Grouting fine aggregate concrete after the wall is formed between the temporary duct piece and the excavated surrounding rock wall, and forming a temporary supporting system together with the temporary duct piece after the fine aggregate concrete is solidified;

the segment removing machine is used for removing temporary segments in the temporary support system;

the anchor rod machine is used for driving an anchor rod into the fine stone concrete layer after the temporary duct piece is removed, and installing a tray and a net piece;

the concrete sprayer is used for spraying a layer of concrete spraying layer on the outer side of the fine stone concrete layer after the anchor rod is driven in.

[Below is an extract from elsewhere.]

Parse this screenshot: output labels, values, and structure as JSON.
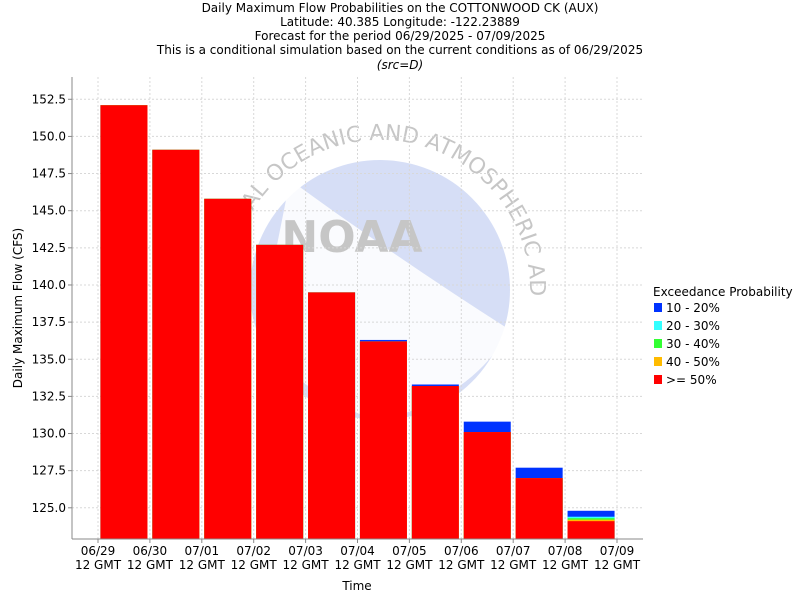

Compared with the prior art, the invention has the beneficial effects that:

1, a novel controllable closed pressure relief type shield machine is adopted to carry out excavation, slag discharge, lining and other operations under the shield of a shield, so that the safety is ensured;

2, the method has the effects of controllable water inflow, high tunneling speed, convenience in early support, small damage to surrounding rocks, better control over an overbreak range, safety, environmental protection, water control without grouting and the like;

and 3, the permanent support adopts an anchor spraying net form, so that the problem that the shield segment is not suitable under the conditions of high price and high pressure is solved.

Drawings

FIG. 1 is a schematic structural diagram of an embodiment of the present invention;

FIG. 2 is an enlarged view of the front portion of FIG. 1;

FIG. 3 is an enlarged view of the rear portion of FIG. 1;

in the figure: 1. a track; 2. a frame; 3. a belt conveyor; 4. a hopper; 5. a segment conveyor; 7. duct pieces to be assembled; 8. a temporary segment; 9. a first drain pipe; 10. a hydraulic jack; 11. a shield shell; 12. a screw conveyor; 13. surrounding rocks; 14. a pressure sensor; 15. a cutter head of the shield tunneling machine; 16. sealing the slag stone bin; 17. a cutter head driving device; 19. a segment erector; 21. a shield tail brush; 22. a second drain pipe; 23. a tray; 24. an anchor rod; 25. a mesh sheet; 26. a concrete spray layer; 27. a third drain pipe; 28. draining pump; 29. a water sump; 30. a mine car; 31. intercepting a ditch; 32. a concrete sprayer; 33. a water discharge hole; 34. an anchor machine; 35. a segment removal machine is adopted.

Detailed Description

The following are specific embodiments of the present invention, and the present invention will be further described with reference to the accompanying drawings.